Bluestocking has taken over my life. It’s already grown well beyond what I imagined 2 years ago when I launched it with a solo show I rehearsed in my one bed flat with no heating. Now it’s a growing community of hardworking creatives ready to put Manchester on the map theatre wise. My once meagre ambitions have been blown into space.
Now we’re coming up to our first real event, two evening’s of brilliant new writing from emerging women writers at 53Two in October. Our community and visibility has increased hugely on social media, we’ve connected with artists all over the UK and have just raised £500 from generous souls donating to our Kickstarter (thank you thank you thank you).

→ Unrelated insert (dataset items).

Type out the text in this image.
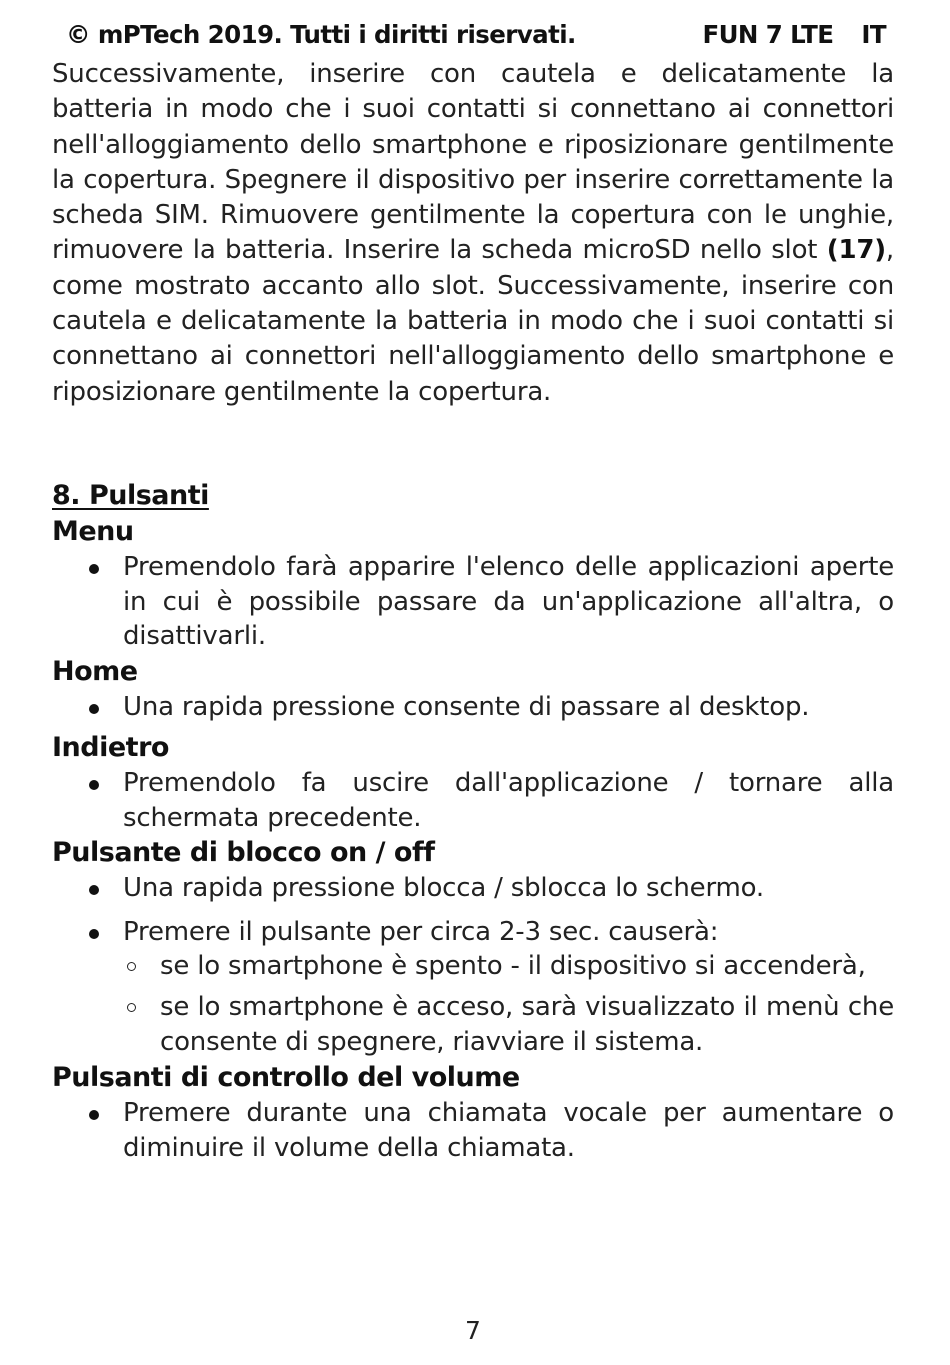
© mPTech 2019. Tutti i diritti riservati.	FUN 7 LTE IT

Successivamente, inserire con cautela e delicatamente la batteria in modo che i suoi contatti si connettano ai connettori nell'alloggiamento dello smartphone e riposizionare gentilmente la copertura. Spegnere il dispositivo per inserire correttamente la scheda SIM. Rimuovere gentilmente la copertura con le unghie, rimuovere la batteria. Inserire la scheda microSD nello slot (17), come mostrato accanto allo slot. Successivamente, inserire con cautela e delicatamente la batteria in modo che i suoi contatti si connettano ai connettori nell'alloggiamento dello smartphone e riposizionare gentilmente la copertura.

8. Pulsanti
Menu
Premendolo farà apparire l'elenco delle applicazioni aperte in cui è possibile passare da un'applicazione all'altra, o disattivarli.
Home
Una rapida pressione consente di passare al desktop.
Indietro
Premendolo fa uscire dall'applicazione / tornare alla schermata precedente.
Pulsante di blocco on / off
Una rapida pressione blocca / sblocca lo schermo.
Premere il pulsante per circa 2-3 sec. causerà:
se lo smartphone è spento - il dispositivo si accenderà,
se lo smartphone è acceso, sarà visualizzato il menù che consente di spegnere, riavviare il sistema.
Pulsanti di controllo del volume
Premere durante una chiamata vocale per aumentare o diminuire il volume della chiamata.
7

There’s a palpable need for new stories and space to create work that represents women/Humans as we are – complex, intelligent, foolish, wise, scary, hideous, vengeful, blissfully in love. All of the above. The full spectrum of everything Humanity gets to experience. We want to see that, we deserve to know our stories and experience matters so we each feel we belong in this world. Loneliness is one of the most painful things we can experience and storytelling eases that pain.
Last week we got the big NO from our ACE funding bid. This is the second NO to funding we’ve had and though it changes very little for our next production, it raises questions about the sustainability of making new theatre. I remind myself it’s normal (shouldn’t be…) for new companies to produce work on nothing for the first few years. What scares me and can slow me down is when sneaky thoughts arise in my mind asking ‘what’s the point?’ Voices that whisper about how hard, how challenging it is get funding, that the company will never be viable because it’s next to impossible to get funded, that I might as well not bother. Urgh. It takes energy to constantly be aware and transcend the conditionings of our childhood.
Nobody expected anything from me. There was little support, encouragement or belief in my ability to achieve anything beyond a soul crushing 9-5. I’m not alone and we all have to deal with our demons. Lack of funds/money was common for a lot of us growing up and is a real barrier to artistic creation. The majority of us are conditioned to believe we can never become artists because the word evokes ideas of free time, constant streams of ready cash, freedom to dream, take risks and experiment, to indulge yourself and your passions. Who’s got time for that when the rent needs paying and your lekky’s running out? This is the reason we’ve found ourselves with an elite class of actors, writers, directors and producers who come from families with plenty connections, cash and freedom. We just didn’t have that. The idea that we’d grow up to be successful artists was literally laughable. Those people aren’t us and we’re not them. We’re excluded from theatre and artistic spaces all our childhood because we can’t afford it – if it’s not skidding down the dirt track behind our house in a cardboard box then it probably isn’t something we get to do. As kids, we know no one, not a single person who’s achieved anything like worldly success, let alone artistic success. But here we are, doing it anyway. Even when the internal voices whisper ‘you’ll never make it,’ ‘it’s impossible,’ ‘look at them they’re much better than you,’ even then…we crack on. We grab the battered cardboard box with our dreams scribbled all over it and we launch ourselves down the dusty slope towards freedom because… what else we gonna do? So no matter how many No’s you’ve faced and all the No’s to come, get up, dust yourself off and climb back up that hill one step at a time.
And look around you, there’s thousands of us doing the exact same thing.